Let $f$ be an isometry of the Poincaré half-plane model of two-dimensional hyperbolic geometry, denoted by $\mathbb{H}^2$. Prove that if the distance $d(z,f(z))=c$ for some constant $c\geq0$ for all $z \in \mathbb{H}^2$, then $f$ is the identity isometry.

This is of course not true in the Euclidean case. A translation in the Euclidean plane has constant distance but is not the identity.

My first idea was to prove the contrapositive – that if $f$ weren't the identity, then it would have to be one of the non-trivial isometries, so expressible as either:
$$f(z)=\frac{az+b}{cz+d} \quad \text{or} \quad f(z)=\frac{a\bar{z}+b}{c\bar{z}+d}$$
For some $a,b,c,d \in \mathbb{R}$ satisfying $ad-bc=1$ in the former case (orientation preserving) and $ad-bc=-1$ in the latter (orientation reversing), with the added condition that $(a,b,c,d)\neq(1,0,0,1)$ in the former case, as we do not want the identity.

But this approach is quite unwieldy and requires the use of the distance function, taking cross-ratios $\textit{et cetera}$. I believe there must be a slicker solution using the concept of fixed points or some other notion of hyperbolic geometry.

All help or input would be highly appreciated.

Answer 1

Here's a proof, which uses the classification of isometries.

But first I need to address an issue that you raised in the comments.

Warning: When an isometry acts on the compactified hyperbolic plane $\overline{\mathbb H}^2 = \mathbb H^2 \cup S^1_\infty$ it always has at least one fixed point of $\overline{\mathbb H}^2$. But, points in $S^1_\infty$ are not involved in distance measurements; points in $S^1_\infty$ are "infinitely far" and are not part of the domain of the distance function; $d(p,q)$ is only defined for $p,q \in \mathbb H^2$.

So the problem asks to prove that if $f$ is not the identity then $d(p,f(p))$ is not constant for $p \in \mathbb H^2$.

Having said that, let me go through the cases of non-identity isometries. Let $Fix(f)$ be the fixed point set of $f$ on $\overline{\mathbb H}^2$, which breaks into two pieces: the finite fixed points $Fix_{fin}(f) = Fix(f) \cap \mathbb H^2$, and the infinite fixed points $Fix_{inf}(f) = Fix(f) \cap S^1_\infty$.

Every non-identity isometry falls into one of four cases, as follows:

Case 1: $Fix(f)$ consists of two infinite points $\xi,\eta \in {Fix}_{inf}(f)$. In this case, letting $L$ be the line with infinite endpoints $\xi,\eta$, one proves that $d(p,f(p))$ is constant for $p \in L$ and that $d(q,f(q)) > d(p,f(p))$ for $p \in L$ and $q \not\in L$. Geometrically $f$ is either a "translation" along the line $L$, or what is called a "glide reflection" which is a translation along $L$ composed with a reflection across $L$.
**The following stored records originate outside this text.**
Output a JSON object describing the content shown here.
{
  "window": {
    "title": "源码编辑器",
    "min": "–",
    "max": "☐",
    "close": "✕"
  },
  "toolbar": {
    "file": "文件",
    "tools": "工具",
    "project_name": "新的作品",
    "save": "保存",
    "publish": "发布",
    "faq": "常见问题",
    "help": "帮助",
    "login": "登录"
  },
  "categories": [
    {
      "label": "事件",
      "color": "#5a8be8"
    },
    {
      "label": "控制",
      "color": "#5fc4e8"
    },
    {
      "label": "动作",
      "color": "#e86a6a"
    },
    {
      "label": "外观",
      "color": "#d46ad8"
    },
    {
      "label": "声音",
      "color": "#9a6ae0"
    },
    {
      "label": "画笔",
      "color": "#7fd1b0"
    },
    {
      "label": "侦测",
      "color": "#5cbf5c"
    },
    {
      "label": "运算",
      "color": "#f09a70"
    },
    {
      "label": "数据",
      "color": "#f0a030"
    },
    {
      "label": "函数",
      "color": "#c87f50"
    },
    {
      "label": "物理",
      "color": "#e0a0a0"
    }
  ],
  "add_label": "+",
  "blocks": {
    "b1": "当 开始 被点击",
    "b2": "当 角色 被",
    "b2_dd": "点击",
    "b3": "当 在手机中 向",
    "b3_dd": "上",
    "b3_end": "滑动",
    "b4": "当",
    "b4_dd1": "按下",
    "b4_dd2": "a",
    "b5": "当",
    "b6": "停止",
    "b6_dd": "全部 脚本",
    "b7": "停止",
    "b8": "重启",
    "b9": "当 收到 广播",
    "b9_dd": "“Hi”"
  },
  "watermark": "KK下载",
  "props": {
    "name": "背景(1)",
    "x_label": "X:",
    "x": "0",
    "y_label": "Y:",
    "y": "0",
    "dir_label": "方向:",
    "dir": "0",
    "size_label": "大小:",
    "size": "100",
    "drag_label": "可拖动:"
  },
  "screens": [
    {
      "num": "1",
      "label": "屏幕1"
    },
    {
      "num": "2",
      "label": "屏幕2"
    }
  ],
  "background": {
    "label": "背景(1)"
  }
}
Case 2: $Fix(f)$ consists of an entire line $L = {Fix}_{fin}(f)$ and its two infinite endpoints $\partial L = {Fix}_{inf}(f)$. In this case then $d(p,f(p))=0$ for $p \in L$ but $d(p,f(p)) \ne 0$ for $p \not\in L$. Geometrically $f$ is a reflection across $L$.
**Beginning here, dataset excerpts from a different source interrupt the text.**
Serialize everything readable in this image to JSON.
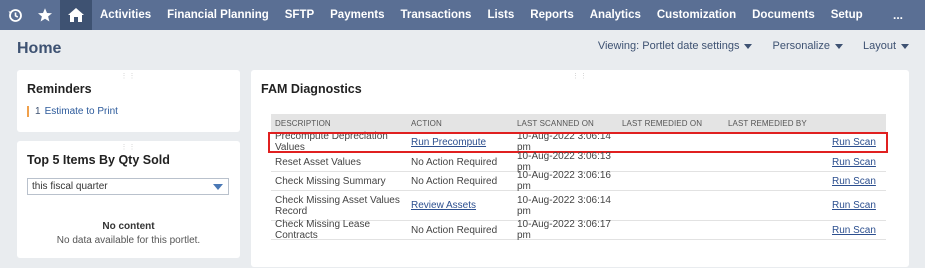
{
  "nav": {
    "items": [
      "Activities",
      "Financial Planning",
      "SFTP",
      "Payments",
      "Transactions",
      "Lists",
      "Reports",
      "Analytics",
      "Customization",
      "Documents",
      "Setup"
    ],
    "more": "..."
  },
  "page": {
    "title": "Home",
    "viewing": "Viewing: Portlet date settings",
    "personalize": "Personalize",
    "layout": "Layout"
  },
  "reminders": {
    "title": "Reminders",
    "count": "1",
    "link": "Estimate to Print"
  },
  "topitems": {
    "title": "Top 5 Items By Qty Sold",
    "filter_value": "this fiscal quarter",
    "no_content_title": "No content",
    "no_content_message": "No data available for this portlet."
  },
  "fam": {
    "title": "FAM Diagnostics",
    "columns": [
      "DESCRIPTION",
      "ACTION",
      "LAST SCANNED ON",
      "LAST REMEDIED ON",
      "LAST REMEDIED BY",
      ""
    ],
    "rows": [
      {
        "description": "Precompute Depreciation Values",
        "action": "Run Precompute",
        "action_is_link": true,
        "last_scanned": "10-Aug-2022 3:06:14 pm",
        "last_remedied_on": "",
        "last_remedied_by": "",
        "scan": "Run Scan"
      },
      {
        "description": "Reset Asset Values",
        "action": "No Action Required",
        "action_is_link": false,
        "last_scanned": "10-Aug-2022 3:06:13 pm",
        "last_remedied_on": "",
        "last_remedied_by": "",
        "scan": "Run Scan"
      },
      {
        "description": "Check Missing Summary",
        "action": "No Action Required",
        "action_is_link": false,
        "last_scanned": "10-Aug-2022 3:06:16 pm",
        "last_remedied_on": "",
        "last_remedied_by": "",
        "scan": "Run Scan"
      },
      {
        "description": "Check Missing Asset Values Record",
        "action": "Review Assets",
        "action_is_link": true,
        "last_scanned": "10-Aug-2022 3:06:14 pm",
        "last_remedied_on": "",
        "last_remedied_by": "",
        "scan": "Run Scan"
      },
      {
        "description": "Check Missing Lease Contracts",
        "action": "No Action Required",
        "action_is_link": false,
        "last_scanned": "10-Aug-2022 3:06:17 pm",
        "last_remedied_on": "",
        "last_remedied_by": "",
        "scan": "Run Scan"
      }
    ]
  },
  "colors": {
    "nav_bg": "#5a6f94",
    "nav_active": "#3e5272",
    "highlight": "#e02020",
    "link": "#2c4f8f"
  }
}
Case 3: $Fix(f)$ consists of a single finite point $p = {Fix}_{fin}(f)$. In this case $d(p,f(p))=0$ and $d(q,f(q)) > 0$ for $q \ne p$. Geometrically $f$ is a rotation around $p$ of some angle $\theta \in (0,2\pi)$.

Case 4: $Fix(f)$ consists a single infinite point $\xi = {Fix}_{inf}(f)$. Since ${Fix}_{fin}(f) = \emptyset$, $d(p,f(p))>0$ for all $p$. However, given any line $L$ with endpoint $\xi$, $\lim_{q \in L, q \to \xi} d(q,f(q)) = 0$ where we let $q$ approach $\xi$ in $\overline{\mathbb H}^2$ along the line $L$. So $d(q,f(q))$ is not constant. Geometrically $f$ is a parabolic isometry.
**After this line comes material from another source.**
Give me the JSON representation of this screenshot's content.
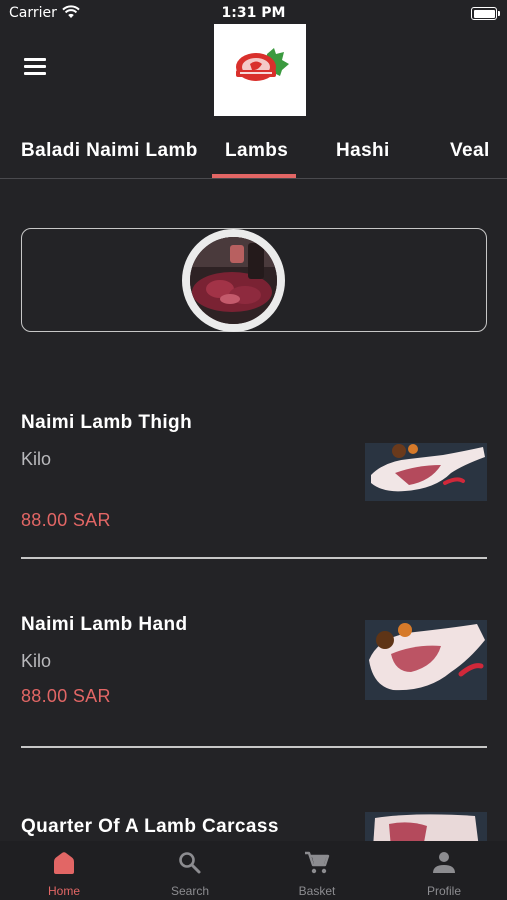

There's still the question of how the conclusions are proved in these four cases. But if you know the classification of isometries in more detail, i.e. if you know how the classification is related to the fractional linear transformation formulas you provided in your question, then it's not too hard to justify those conclusions.